What are your thoughts and ideas?  How do you like to do it?


  1. I just keep both my general "to do list" and my "project list" in my head. Maybe that's why it can take years to get around to doing items on them?

    1. Same way with me. Hopefully the lists will help me.

  2. John, I have to make lists... or things don't get done. Right now I list what I need to do daily on my iPhone calendar and move them to the next day if they don't get done that day. A lot of things move on down the week since retirement, but that's OK. I consider the ability to do this *a perk*!

    1. That sounds like a good system. After retirement we're allowed to have time to sit back and relax. I still want to do a lot of things but I also want to do them at my own pace.

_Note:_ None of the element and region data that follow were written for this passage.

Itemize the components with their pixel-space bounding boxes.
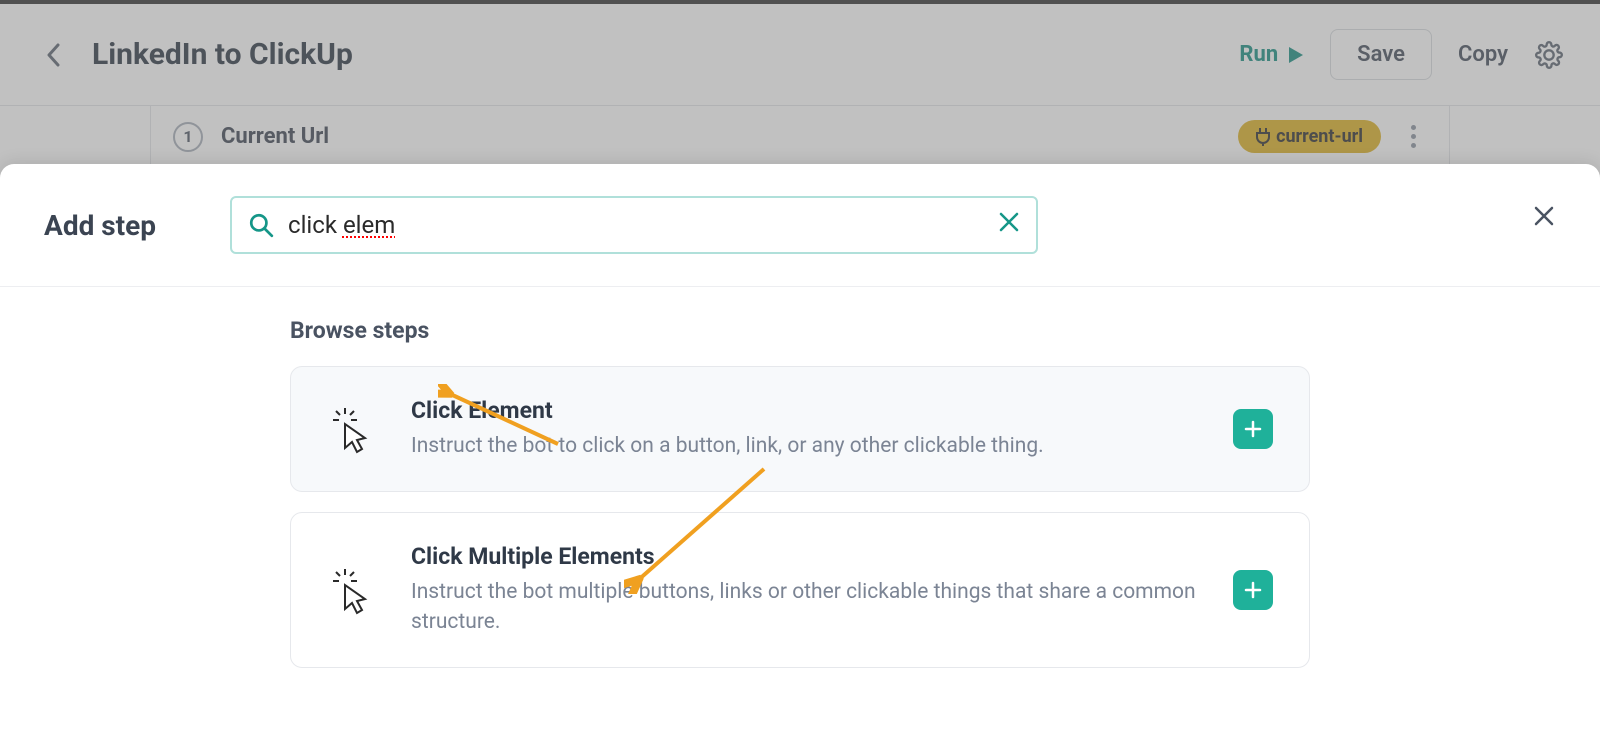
- plus-icon: [1244, 581, 1262, 599]
- browse-heading: Browse steps: [290, 317, 1310, 344]
- step-option-title: Click Element: [411, 397, 1199, 424]
- search-field[interactable]: click elem: [230, 196, 1038, 254]
- click-icon: [327, 404, 377, 454]
- clear-search-button[interactable]: [998, 211, 1020, 239]
- modal-header: Add step click elem: [0, 164, 1600, 287]
- click-icon: [327, 565, 377, 615]
- add-step-modal: Add step click elem Browse steps: [0, 164, 1600, 729]
- step-option-description: Instruct the bot to click on a button, l…: [411, 432, 1199, 461]
- close-modal-button[interactable]: [1532, 202, 1556, 235]
- step-option-title: Click Multiple Elements: [411, 543, 1199, 570]
- add-step-button[interactable]: [1233, 409, 1273, 449]
- step-option-description: Instruct the bot multiple buttons, links…: [411, 578, 1199, 637]
- browse-steps-section: Browse steps Click Element Instruct the …: [0, 287, 1600, 668]
- modal-title: Add step: [44, 209, 156, 242]
- search-icon: [248, 212, 274, 238]
- close-icon: [998, 211, 1020, 233]
- add-step-button[interactable]: [1233, 570, 1273, 610]
- step-option-click-multiple[interactable]: Click Multiple Elements Instruct the bot…: [290, 512, 1310, 668]
- plus-icon: [1244, 420, 1262, 438]
- search-input-display[interactable]: click elem: [288, 211, 984, 239]
- step-option-click-element[interactable]: Click Element Instruct the bot to click …: [290, 366, 1310, 492]
- close-icon: [1532, 204, 1556, 228]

  3. I go through binge periods where sometimes I tackle a ton of things and get them out of the way. And others times I totally slack off. Seems like I can only live on one end of the spectrum or the other :) I don't really make lists. I just walk around the house and decide what I feel like doing.

    1. Sometimes I go on and off trying to do what's on the list, not sure why.

  4. While I admire your incentive and ambition I must confess this would cause me untold amounts of stress. I would feel obligated to adhere to the list with a do or die mentality! Some days just eating breakfast is an achievement. I wish you luck with your lists. I will have to decline the idea and continue with my moving very slow and working when I feel like it approach.

    1. You've earned it. I often skip what I'm "supposed" to be doing. It's not worth it to force yourself. Besides I leave half my time with nothing to do. The most important thing is to enjoy yourself.

  5. I was going to suggest making two lists. One for large time consuming jobs and another for smaller tasks that won't take too much time. Then as I read on I found that is sort of what you did. You don't need me this time.

  6. The first sign is funny.
    No 'to do list' here, we just remember what has to be done and do it when necessary. Most important things first.

    1. Sounds good to me. I just feel better writing it down, sort of obsessive/compulsive.